Quand nous n’assumons pas cette vérité, c’est que ça nous arrange. C’est-à-dire que nous imposons le postulat d’une fausse fatalité quant à nos réactions, pour nous autoriser à nous venger sur nous-mêmes et ceux qui nous entourent. Nous nous vengeons de ce que, dans notre vie intime, nous ne digérons pas. Nous vomissons, nous essayons de salir ce que nous pouvons, pour faire payer l’addition que nous ne voulons pas régler nous-mêmes.
Ce mouvement peut être subtil. Celle/celui qui le pratique n’en est pas conscient la plupart du temps et à raison.

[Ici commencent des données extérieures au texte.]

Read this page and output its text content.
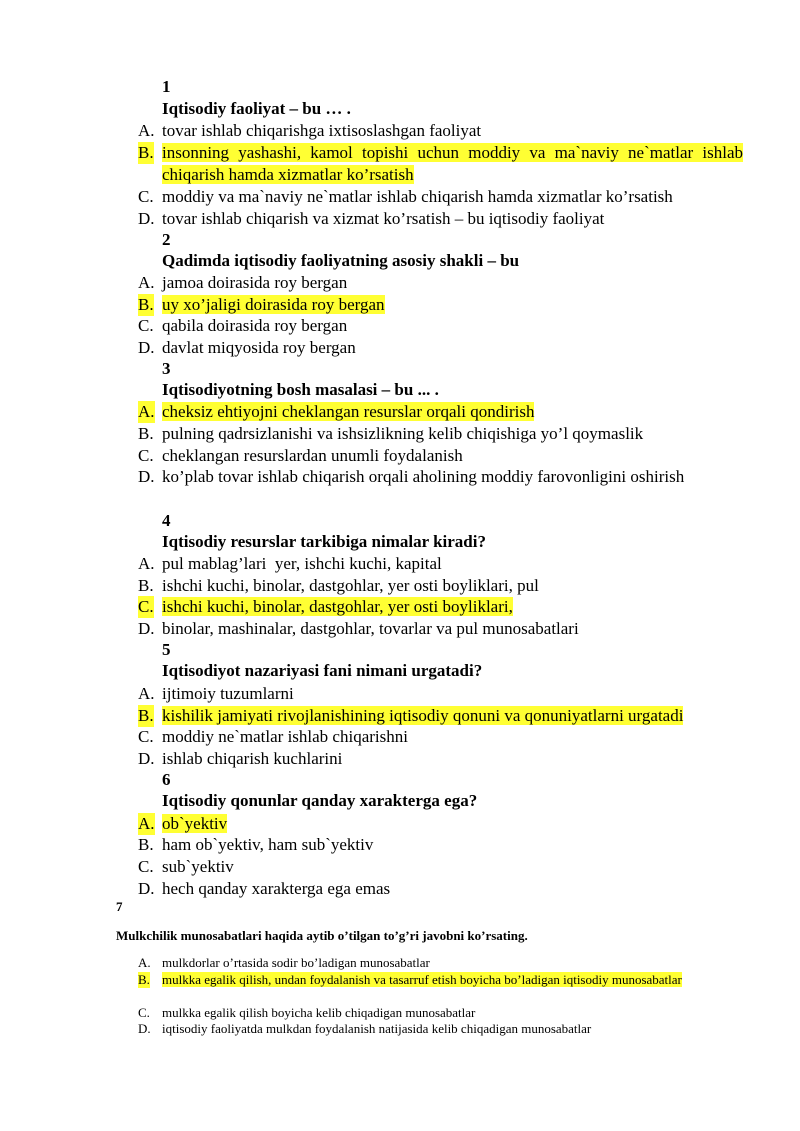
1
Iqtisodiy faoliyat – bu … .
A. tovar ishlab chiqarishga ixtisoslashgan faoliyat
B. insonning yashashi, kamol topishi uchun moddiy va ma`naviy ne`matlar ishlab chiqarish hamda xizmatlar ko’rsatish
C. moddiy va ma`naviy ne`matlar ishlab chiqarish hamda xizmatlar ko’rsatish
D. tovar ishlab chiqarish va xizmat ko’rsatish – bu iqtisodiy faoliyat
2
Qadimda iqtisodiy faoliyatning asosiy shakli – bu
A. jamoa doirasida roy bergan
B. uy xo’jaligi doirasida roy bergan
C. qabila doirasida roy bergan
D. davlat miqyosida roy bergan
3
Iqtisodiyotning bosh masalasi – bu ... .
A. cheksiz ehtiyojni cheklangan resurslar orqali qondirish
B. pulning qadrsizlanishi va ishsizlikning kelib chiqishiga yo’l qoymaslik
C. cheklangan resurslardan unumli foydalanish
D. ko’plab tovar ishlab chiqarish orqali aholining moddiy farovonligini oshirish
4
Iqtisodiy resurslar tarkibiga nimalar kiradi?
A. pul mablag’lari  yer, ishchi kuchi, kapital
B. ishchi kuchi, binolar, dastgohlar, yer osti boyliklari, pul
C. ishchi kuchi, binolar, dastgohlar, yer osti boyliklari,
D. binolar, mashinalar, dastgohlar, tovarlar va pul munosabatlari
5
Iqtisodiyot nazariyasi fani nimani urgatadi?
A. ijtimoiy tuzumlarni
B. kishilik jamiyati rivojlanishining iqtisodiy qonuni va qonuniyatlarni urgatadi
C. moddiy ne`matlar ishlab chiqarishni
D. ishlab chiqarish kuchlarini
6
Iqtisodiy qonunlar qanday xarakterga ega?
A. ob`yektiv
B. ham ob`yektiv, ham sub`yektiv
C. sub`yektiv
D. hech qanday xarakterga ega emas
7
Mulkchilik munosabatlari haqida aytib o’tilgan to’g’ri javobni ko’rsating.
A. mulkdorlar o’rtasida sodir bo’ladigan munosabatlar
B. mulkka egalik qilish, undan foydalanish va tasarruf etish boyicha bo’ladigan iqtisodiy munosabatlar
C. mulkka egalik qilish boyicha kelib chiqadigan munosabatlar
D. iqtisodiy faoliyatda mulkdan foydalanish natijasida kelib chiqadigan munosabatlar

Quand les figures d’autorités qui vous ont éduqué décompensaient sur elles-mêmes et sur leur entourage ce qu’elles ne savaient pas digérer, c’est l’exemple qui vous a été donné et qu’automatiquement vous reproduisez.
Mais comme l’exprime Véronique, la douleur et l’enfermement peuvent montrer la porte de sortie de cette boucle aliénante.
Donc en appliquant la règle : le contexte ne décide jamais de ce que je suis, et de ce que je choisis d’exprimer de qui je suis ; je peux débrancher les automatismes aliénants et choisir ce que je m’offre à partir de la personne nouvelle que je peux décider d’exprimer maintenant.
Ça ne se fait pas sans un désir ardant de se tenir, de se respecter, de privilégier sa propre paix et donc d’être d’accord pour marcher seul autant de temps qu’il le faudrait. Parce que dans certains contextes, cette discipline implique de simplement tourner les talons et d’aller voir ailleurs.